OmniSci Data Science Foundation

An Overview of OmniSci Integrated Data Science Foundation

OmniSci provides an integrated data science foundation built on several open-source components of the PyData stack. This set of tools is integrated with OmniSci Immerse and allows users to switch from dashboards to an integrated notebook environment connected to OmniSciDB in the background. You can switch from visual data exploration with Immerse to a deeper dive on a specific dataset, build predictive models using standard python-based data science libraries and tools, and push results back into OmniSciDB for use with Immerse.

Several components make up the OmniSci data science foundation.

JupyterLab

OmniSci provides deep integration with JupyterLab, the next-generation version of the most popular notebook environment and workflow used by data scientists for interactive computing. You can access JupyterLab by clicking an icon in Immerse.

JupyterLab access in Immerse
JupyterLab access from SQLEditor

In addition to the seamless integration with Immerse, you can also use JupyterLab with OmniSci by creating an explicit connection object, either via the pymapd API.

>>> from pymapd import connect
>>> con = connect(user="admin", password="HyperInteractive", host="localhost",
... dbname="omnisci")
>>> con
Connection(mapd://admin:***@localhost:6274/omnisci?protocol=binary)

or via the Ibis API, which builds on pymapd.

con = ibis.omniscidb.connect(
host='omniscidb',
database='ibis_testing',
user='admin',
password='HyperInteractive',
)

For more information, see the JupyterLab documentation.

Ibis

Ibis is a productivity API for working in Python and analyzing data in remote SQL-based data stores such as OmniSciDB. Inspired by the pandas toolkit for data analysis, Ibis provides a Pythonic API that compiles to SQL. Combined with OmniSciDB scale and speed, Ibis offers a familiar but more powerful method for analyzing very large datasets "in-place."
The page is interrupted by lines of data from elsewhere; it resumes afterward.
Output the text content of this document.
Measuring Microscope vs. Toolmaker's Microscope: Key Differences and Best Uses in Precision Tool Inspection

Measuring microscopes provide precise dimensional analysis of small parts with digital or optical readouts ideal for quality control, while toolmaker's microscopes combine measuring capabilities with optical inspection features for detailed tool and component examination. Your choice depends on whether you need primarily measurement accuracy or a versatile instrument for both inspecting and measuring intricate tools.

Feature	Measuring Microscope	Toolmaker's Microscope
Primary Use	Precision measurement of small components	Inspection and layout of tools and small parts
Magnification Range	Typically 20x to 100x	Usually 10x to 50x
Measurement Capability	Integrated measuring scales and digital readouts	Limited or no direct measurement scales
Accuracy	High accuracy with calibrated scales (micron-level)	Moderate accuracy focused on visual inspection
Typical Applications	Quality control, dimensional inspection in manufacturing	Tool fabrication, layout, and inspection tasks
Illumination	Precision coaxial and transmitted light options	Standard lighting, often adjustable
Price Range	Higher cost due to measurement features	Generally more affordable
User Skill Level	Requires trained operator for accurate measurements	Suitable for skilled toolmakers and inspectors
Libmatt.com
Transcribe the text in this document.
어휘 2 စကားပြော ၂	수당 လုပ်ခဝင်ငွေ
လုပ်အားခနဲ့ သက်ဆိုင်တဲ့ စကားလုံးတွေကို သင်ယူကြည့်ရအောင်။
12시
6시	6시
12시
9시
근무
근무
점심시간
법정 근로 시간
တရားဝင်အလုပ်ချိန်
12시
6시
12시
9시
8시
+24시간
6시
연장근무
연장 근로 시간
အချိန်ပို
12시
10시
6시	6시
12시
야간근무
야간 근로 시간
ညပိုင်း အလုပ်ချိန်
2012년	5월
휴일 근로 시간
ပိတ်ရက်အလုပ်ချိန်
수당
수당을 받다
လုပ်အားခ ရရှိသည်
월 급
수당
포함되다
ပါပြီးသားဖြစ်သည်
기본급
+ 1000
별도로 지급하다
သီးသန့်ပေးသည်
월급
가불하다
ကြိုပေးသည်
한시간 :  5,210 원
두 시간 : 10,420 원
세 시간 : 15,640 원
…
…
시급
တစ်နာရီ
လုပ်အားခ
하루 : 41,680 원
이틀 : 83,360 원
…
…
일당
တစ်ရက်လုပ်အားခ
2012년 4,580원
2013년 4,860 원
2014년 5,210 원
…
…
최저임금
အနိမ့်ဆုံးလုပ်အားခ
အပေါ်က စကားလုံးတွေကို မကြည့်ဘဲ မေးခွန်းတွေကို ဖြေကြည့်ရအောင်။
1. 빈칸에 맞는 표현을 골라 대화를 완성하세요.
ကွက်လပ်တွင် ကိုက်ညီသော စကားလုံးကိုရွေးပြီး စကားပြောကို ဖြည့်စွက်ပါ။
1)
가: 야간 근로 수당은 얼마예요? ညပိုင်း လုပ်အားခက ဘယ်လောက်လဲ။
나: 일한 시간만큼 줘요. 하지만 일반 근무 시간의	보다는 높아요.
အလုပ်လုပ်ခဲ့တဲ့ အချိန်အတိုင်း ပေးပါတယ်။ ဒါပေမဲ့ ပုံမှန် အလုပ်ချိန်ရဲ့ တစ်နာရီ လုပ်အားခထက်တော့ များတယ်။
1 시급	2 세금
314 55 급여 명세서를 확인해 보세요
Ibis supports multiple SQL databases backends, and also supports pandas as a native backend. Combined with Altair, this integration allows you to explore multiple datasets across different data sources.

Altair

Altair is another key component of the OmniSci data science foundation. Building on the same Vega data visualization engine used by Immerse for geospatial charts, Altair provides a pythonic API over Vega-Lite, a subset of the full Vega specification for declarative charting based on the "Grammar of Graphics" paradigm. The OmniSci data science foundation goes further and includes interface code to enable Altair to transparently use Ibis expressions instead of pandas data frames. This allows data visualization over much larger datasets in OmniSci without writing SQL code.

NVIDIA RAPIDs

The Nvidia RAPIDs toolkit is a collection of foundational libraries for GPU-accelerated data science and machine learning. It includes popular algorithms for clustering, classification, and linear models, as well as a GPU-based dataframe (cudf). OmniSci allows configurable output to cudf from any query (including via Ibis or pymapd), so you can quickly run machine-learning algorithms on top of query results from OmniSci.

Other Tools and Utilities

In addition, the data science foundation Docker container includes Facebook's Prophet library for forecasting, and Prefect, a lightweight but powerful workflow engine that enables you to build and manage workflows in Python.